Liza Featherstone of Columbia Journalism Review writes in the March/April issue about why Fox Business Network hasn’t been successful yet in attracting viewers away from CNBC.
Featherstone wrote, “Fox Business Network can be fun to watch, and its semi-populist perspective is a refreshing change from CNBC’s business jargon and narrow Wall Street-centered worldview. Sure, it can be silly, and politically biased. But what’s really missing from Fox is, oddly, the actual perspective and experience of the average Joe, to whom extensive lip service is given on air.

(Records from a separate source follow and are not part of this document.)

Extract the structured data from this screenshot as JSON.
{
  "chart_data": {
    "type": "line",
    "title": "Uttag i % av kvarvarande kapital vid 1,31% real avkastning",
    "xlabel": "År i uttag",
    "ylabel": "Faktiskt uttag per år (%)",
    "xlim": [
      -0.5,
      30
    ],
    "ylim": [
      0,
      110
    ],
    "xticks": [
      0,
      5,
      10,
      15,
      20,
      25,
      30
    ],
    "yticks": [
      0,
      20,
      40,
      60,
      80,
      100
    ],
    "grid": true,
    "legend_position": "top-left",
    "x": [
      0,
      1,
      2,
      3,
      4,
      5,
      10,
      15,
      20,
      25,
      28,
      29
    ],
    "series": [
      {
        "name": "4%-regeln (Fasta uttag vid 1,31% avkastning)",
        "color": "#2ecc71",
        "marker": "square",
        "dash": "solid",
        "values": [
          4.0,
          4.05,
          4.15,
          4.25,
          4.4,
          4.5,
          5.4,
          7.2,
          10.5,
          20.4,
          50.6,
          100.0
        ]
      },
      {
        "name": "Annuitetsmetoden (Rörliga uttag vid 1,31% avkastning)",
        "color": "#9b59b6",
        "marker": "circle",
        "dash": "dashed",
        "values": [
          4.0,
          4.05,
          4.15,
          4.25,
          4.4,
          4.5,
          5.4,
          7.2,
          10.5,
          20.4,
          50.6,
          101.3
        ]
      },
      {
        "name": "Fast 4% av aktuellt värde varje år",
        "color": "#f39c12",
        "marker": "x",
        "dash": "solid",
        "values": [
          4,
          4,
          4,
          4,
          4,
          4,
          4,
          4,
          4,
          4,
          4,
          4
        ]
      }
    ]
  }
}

“What television can do that print and the Internet cannot is to show what a situation looks like, and allow us to hear what the people affected by it have to say. To hear opinions and read numbers, peppered with updates on Britney Spears, we can read blogs. Fox Business Network talking heads drone on at length. Opinions are expressed and guesses are industriously hazarded, all without much reporting on what those numbers look like out there in America.

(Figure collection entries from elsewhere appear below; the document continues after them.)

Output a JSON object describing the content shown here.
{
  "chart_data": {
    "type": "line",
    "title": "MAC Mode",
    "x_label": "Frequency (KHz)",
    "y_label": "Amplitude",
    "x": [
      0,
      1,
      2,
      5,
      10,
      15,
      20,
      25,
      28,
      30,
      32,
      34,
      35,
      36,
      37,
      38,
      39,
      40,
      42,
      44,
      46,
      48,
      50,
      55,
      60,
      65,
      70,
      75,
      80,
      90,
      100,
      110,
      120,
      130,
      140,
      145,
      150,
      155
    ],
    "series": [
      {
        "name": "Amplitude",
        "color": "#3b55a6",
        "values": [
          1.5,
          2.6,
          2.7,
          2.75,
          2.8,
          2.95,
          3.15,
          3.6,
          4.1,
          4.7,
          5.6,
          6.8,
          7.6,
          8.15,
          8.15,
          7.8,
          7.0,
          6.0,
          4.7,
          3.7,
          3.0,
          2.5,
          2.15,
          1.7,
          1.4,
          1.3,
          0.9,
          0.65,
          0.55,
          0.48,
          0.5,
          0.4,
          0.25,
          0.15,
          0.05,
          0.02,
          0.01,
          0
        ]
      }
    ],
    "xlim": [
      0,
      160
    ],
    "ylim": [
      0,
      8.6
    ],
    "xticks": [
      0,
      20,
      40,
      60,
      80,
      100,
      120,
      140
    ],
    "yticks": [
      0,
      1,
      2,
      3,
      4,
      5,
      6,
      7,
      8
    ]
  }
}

“And if FBN were to be intellectually honest in early 2008, some of that reporting would necessarily be less than upbeat. We don’t meet—or hear the voices of—people losing their homes in foreclosure, telecom workers losing their jobs, small-business people struggling with health-care costs. We never even meet FBN’s favorite protagonist: the consumer trying to make ends meet. We don’t see the neighborhoods in Cleveland that have been devastated by the mortgage mess.”